As reported by the ABA Journal here and by MSNBC here, President Obama retook the oath of office last evening in the map room, due to the bungle of Chief Justice Roberts, which Jim Lindgren at the Volokh Conspiracy attributes to the Chief Judge’s inappropriate adherence to the fifth edition of the Texas Manual of Style‘s bogus requirement that a helping verb and the main verb not be split by an adverb. I just think that Roberts forgot because he was nervous and didn’t bring a cheat sheet, like Justice John Paul Stevens did when he swore in Vice President Biden (video here via Yahoo).
I guess the Chief did not learn from his mistake, and at least according to this photo, once again administered the oath without a cheat sheet:
According to the articles, the oath was re-administered because of fears that “conspiracy theorists” would continue to believe that Obama’s presidency was not legitimate, a theory that’s been circling on the Internet since the inauguration:
Craig, the White House lawyer, said in a statement Wednesday evening: “We believe the oath of office was administered effectively and that the president was sworn in appropriately yesterday. Yet the oath appears in the Constitution itself. And out of the abundance of caution, because there was one word out of sequence, Chief Justice John Roberts will administer the oath a second time.”
The Constitution is clear about the exact wording of the oath and as a result, some constitutional experts have said that a do-over probably wasn’t necessary but also couldn’t hurt. Two other previous presidents have repeated the oath because of similar issues, Calvin Coolidge and Chester A. Arthur.
Article 2, Section 1, Clause 8 of the Constitution states:
“Before he enter on the Execution of his Office, he shall take the following Oath or Affirmation:
“I do solemnly swear (or affirm) that I will faithfully execute the Office of President of the United States, and will to the best of my ability, preserve, protect and defend the Constitution of the United States.”
That sounds to me that, even though the President “becomes” President by operation of law at Noon, before he can take any action as president “enter on the Execution of his Office,” Obama had to take the oath provided for by the Constitution. I think that the Constitution probably doesn’t require a word-for-word recitation of the oath, so long as what was recited recognized that the new president affirms that he will execute the office and preserve, protect, and defend the Constitution. What if the new president were deaf and had to sign the oath? American Sign Language would not necessarily be a word-for-word translation of the oath (unless each letter were spelled out; unlikely). Yet, certainly someone using ASL to take the oath would be considered to be president. Or what about a president who may have a lisp who says “I do tholomy thwear…”? Once again, I’d say that’s no problem. And the Chief Justice’s acceptance of the oath as sufficient likey ends the inquiry. And who would have standing to challenge the inefficacy of the oath?

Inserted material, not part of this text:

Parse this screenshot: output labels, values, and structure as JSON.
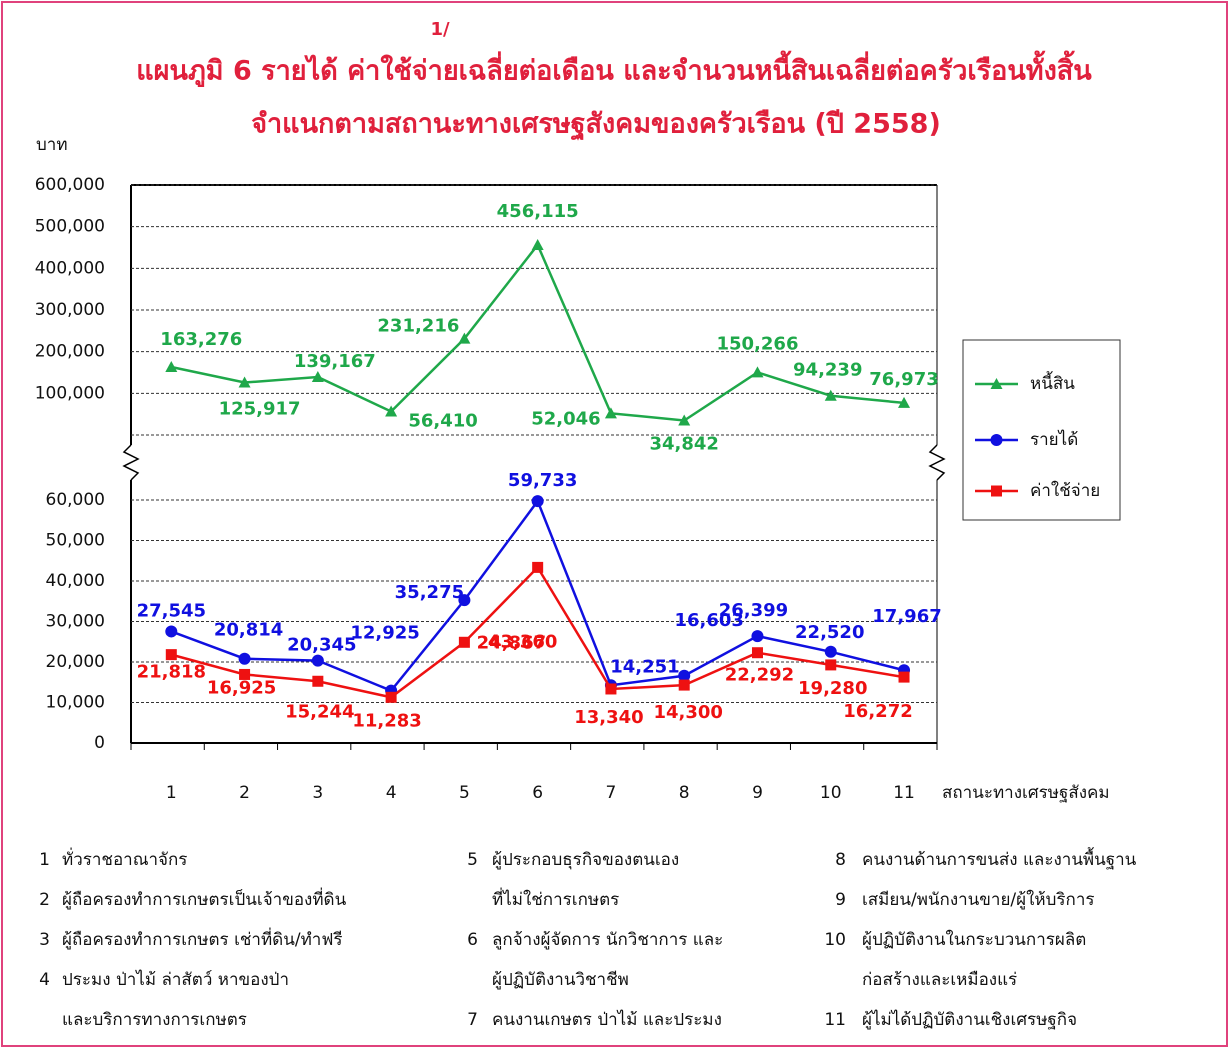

But whether or not Obama had to re-take the oath, I’m not sure this will have the desired effect. Why? Because conspiracy theorists will continue to question the illegitimacy of the president. Not that they need any help, but here are a few more ideas:
- The President took a variety of executive actions on Tuesday and Wednesday, including nominating cabinet positions. If the Oath was improperly administered, (which the President implicitly admits by re-taking the Oath) aren’t all of those actions legally invalid? And if the invalid actions include the nomination and appointment of, for example, Hillary Clinton as Secretary of State, aren’t all of her subsequent actions as SoS invalid?
- None of this matters anyway because, according to many conspiracy theorists, Obama was not born in the United States, thus he could never be president to begin with.
- How can a guy be president when his chief white house counsel is a guy named “Greg Craig“?